According to a recent statement by Amnesty International, many of the refugees who have been recently waiting to cross the border from Syria into Jordan are families with young children who are fleeing the ongoing conflict. One of the examples that was discussed in the same Ammon News article is the case of Amina, who was told to return in a month with her six children. This is despite the fact that the conflict has prevented them from being able to return to their home village of Dera’a al-Hera, forcing them to live out on the road and forage for food. There were also reports of other families with young children who were being forced to turn back when they attempted to enter Jordan.
In an ongoing conflict such as this one, denial of entry into a neighboring country can mean a literal death sentence for many refugees. Said Boumedouha, the director of Amnesty International’s Middle Eastern division said that Jordan (and other neighboring countries) have an obligation not to deny entry to refugees. He also said that it is also important for other countries to provide aid to states like Jordan which are affected so heavily by the conflict. These reports of Syrians who can provide evidence of their citizenship in Syria represent a new and much less welcoming attitude to refugees who are escaping a desparate situation. Regardless of one’s belief about the effects of the conflict on Jordanian infrastructure, few would dispute the fact that it is immoral to deny children the chance to escape from a violent conflict. A report from December 2012 (which is admittedly several months old) say that a majority of the refugees in Jordan may be children. Many of these children have resorted to attempting to sell goods to other refugees for a little bit of income to provide for necessities.
It is true that the presence of the refugees has provided a strain on Jordan’s economy and infrastructure at a most unfortunate time. It is also true that the situation in the region as a whole compounds the difficulties to a large degree. Particularly stressful for many communities is the influx of refugees who are settling in urban areas rather than living in refugee camps, which makes aid more difficult to deliver. Another way that the conflict has stressed Jordan’s infrastructure is through the impact of lost trade revenue with Syria, prompting the economic collapse of communities that used to depend on trade with Jordan’s northern neighbor. When this economic collapse is coupled with an influx of refugees it is not surprising that a degree of resentment would develop among some Jordanians towards the refugees who have become unwitting symbols of the difficulties that the conflict is causing in Jordan. This resentment is not surprising but it is also unfair to direct it at the refugees or to blame them for the situation that the conflict has caused for Jordanians.

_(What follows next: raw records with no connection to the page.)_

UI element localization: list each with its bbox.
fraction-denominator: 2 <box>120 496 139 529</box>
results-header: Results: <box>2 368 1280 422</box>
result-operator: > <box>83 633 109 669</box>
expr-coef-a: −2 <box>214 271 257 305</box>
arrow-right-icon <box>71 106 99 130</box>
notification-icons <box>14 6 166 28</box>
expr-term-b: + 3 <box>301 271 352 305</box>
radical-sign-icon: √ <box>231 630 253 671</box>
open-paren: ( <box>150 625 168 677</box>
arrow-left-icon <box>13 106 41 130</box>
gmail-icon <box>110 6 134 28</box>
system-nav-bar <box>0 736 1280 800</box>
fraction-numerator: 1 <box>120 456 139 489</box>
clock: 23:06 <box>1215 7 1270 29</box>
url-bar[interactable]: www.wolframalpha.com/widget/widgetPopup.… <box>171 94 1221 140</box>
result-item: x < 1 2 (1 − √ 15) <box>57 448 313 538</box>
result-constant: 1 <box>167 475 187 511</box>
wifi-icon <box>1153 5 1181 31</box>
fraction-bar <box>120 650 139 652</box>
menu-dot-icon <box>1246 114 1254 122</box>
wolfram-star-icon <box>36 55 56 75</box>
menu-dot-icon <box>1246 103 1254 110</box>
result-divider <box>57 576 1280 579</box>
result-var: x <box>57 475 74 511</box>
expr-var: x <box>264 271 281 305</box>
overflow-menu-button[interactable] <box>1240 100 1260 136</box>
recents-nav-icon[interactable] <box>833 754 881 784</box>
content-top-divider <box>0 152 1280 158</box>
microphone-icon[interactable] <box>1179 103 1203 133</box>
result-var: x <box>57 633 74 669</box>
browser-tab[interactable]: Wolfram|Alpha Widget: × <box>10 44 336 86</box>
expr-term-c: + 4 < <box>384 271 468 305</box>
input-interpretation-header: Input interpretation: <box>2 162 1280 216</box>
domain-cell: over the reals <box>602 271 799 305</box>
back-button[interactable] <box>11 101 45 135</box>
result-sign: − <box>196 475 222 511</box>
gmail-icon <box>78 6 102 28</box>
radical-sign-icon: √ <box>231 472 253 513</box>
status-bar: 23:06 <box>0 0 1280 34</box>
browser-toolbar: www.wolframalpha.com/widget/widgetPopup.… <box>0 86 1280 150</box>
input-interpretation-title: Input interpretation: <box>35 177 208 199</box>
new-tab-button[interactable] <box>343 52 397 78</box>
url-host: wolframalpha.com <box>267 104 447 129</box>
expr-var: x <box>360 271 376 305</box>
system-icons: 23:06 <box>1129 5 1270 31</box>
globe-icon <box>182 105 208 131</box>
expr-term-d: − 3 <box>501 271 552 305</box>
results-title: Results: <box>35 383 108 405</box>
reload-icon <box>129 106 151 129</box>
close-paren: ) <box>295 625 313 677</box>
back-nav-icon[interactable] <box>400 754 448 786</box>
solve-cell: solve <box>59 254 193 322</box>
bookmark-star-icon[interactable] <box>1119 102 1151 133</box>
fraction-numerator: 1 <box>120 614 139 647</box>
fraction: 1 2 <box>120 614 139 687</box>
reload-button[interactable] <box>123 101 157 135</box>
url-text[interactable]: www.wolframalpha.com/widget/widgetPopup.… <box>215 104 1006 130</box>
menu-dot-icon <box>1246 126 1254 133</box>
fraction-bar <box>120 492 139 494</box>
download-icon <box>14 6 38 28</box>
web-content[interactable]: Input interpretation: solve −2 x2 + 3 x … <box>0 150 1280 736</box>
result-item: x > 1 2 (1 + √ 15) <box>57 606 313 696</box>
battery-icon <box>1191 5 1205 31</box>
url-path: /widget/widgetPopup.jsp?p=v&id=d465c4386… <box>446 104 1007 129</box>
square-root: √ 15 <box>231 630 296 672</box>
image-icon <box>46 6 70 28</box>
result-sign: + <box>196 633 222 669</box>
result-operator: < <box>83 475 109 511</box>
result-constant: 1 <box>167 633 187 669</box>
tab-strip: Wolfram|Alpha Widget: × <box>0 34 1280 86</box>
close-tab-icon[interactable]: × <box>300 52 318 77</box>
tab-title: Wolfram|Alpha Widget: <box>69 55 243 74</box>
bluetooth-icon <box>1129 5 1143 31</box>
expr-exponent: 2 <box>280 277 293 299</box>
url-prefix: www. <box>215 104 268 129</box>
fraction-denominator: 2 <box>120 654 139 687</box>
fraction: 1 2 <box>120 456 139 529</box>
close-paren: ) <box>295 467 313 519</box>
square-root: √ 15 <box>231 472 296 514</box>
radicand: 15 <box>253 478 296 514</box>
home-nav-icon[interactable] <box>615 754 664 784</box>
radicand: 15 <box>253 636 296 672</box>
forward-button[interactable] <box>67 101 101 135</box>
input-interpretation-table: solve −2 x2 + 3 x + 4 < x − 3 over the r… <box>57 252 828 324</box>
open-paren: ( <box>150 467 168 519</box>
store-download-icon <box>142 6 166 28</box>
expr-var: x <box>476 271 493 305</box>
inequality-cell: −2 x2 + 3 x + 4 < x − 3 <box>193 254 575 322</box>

The decision to turn away child refugees is deplorable, but admitting more refugees when the pace of aid is unclear is indeed going to further strain Jordan’s resources. Families with young children must be allowed to escape the conflict, but more recognition is required of the strains on Jordan and indeed other neighboring states that the conflict in Syria has caused. Perhaps the real issue is not really the presence of refugees themselves but rather the fact that most of the parties supporting either side in this conflict are participating for real or perceived strategic advantage, while shifting most of the harm of the conflict onto neighboring states such as Jordan.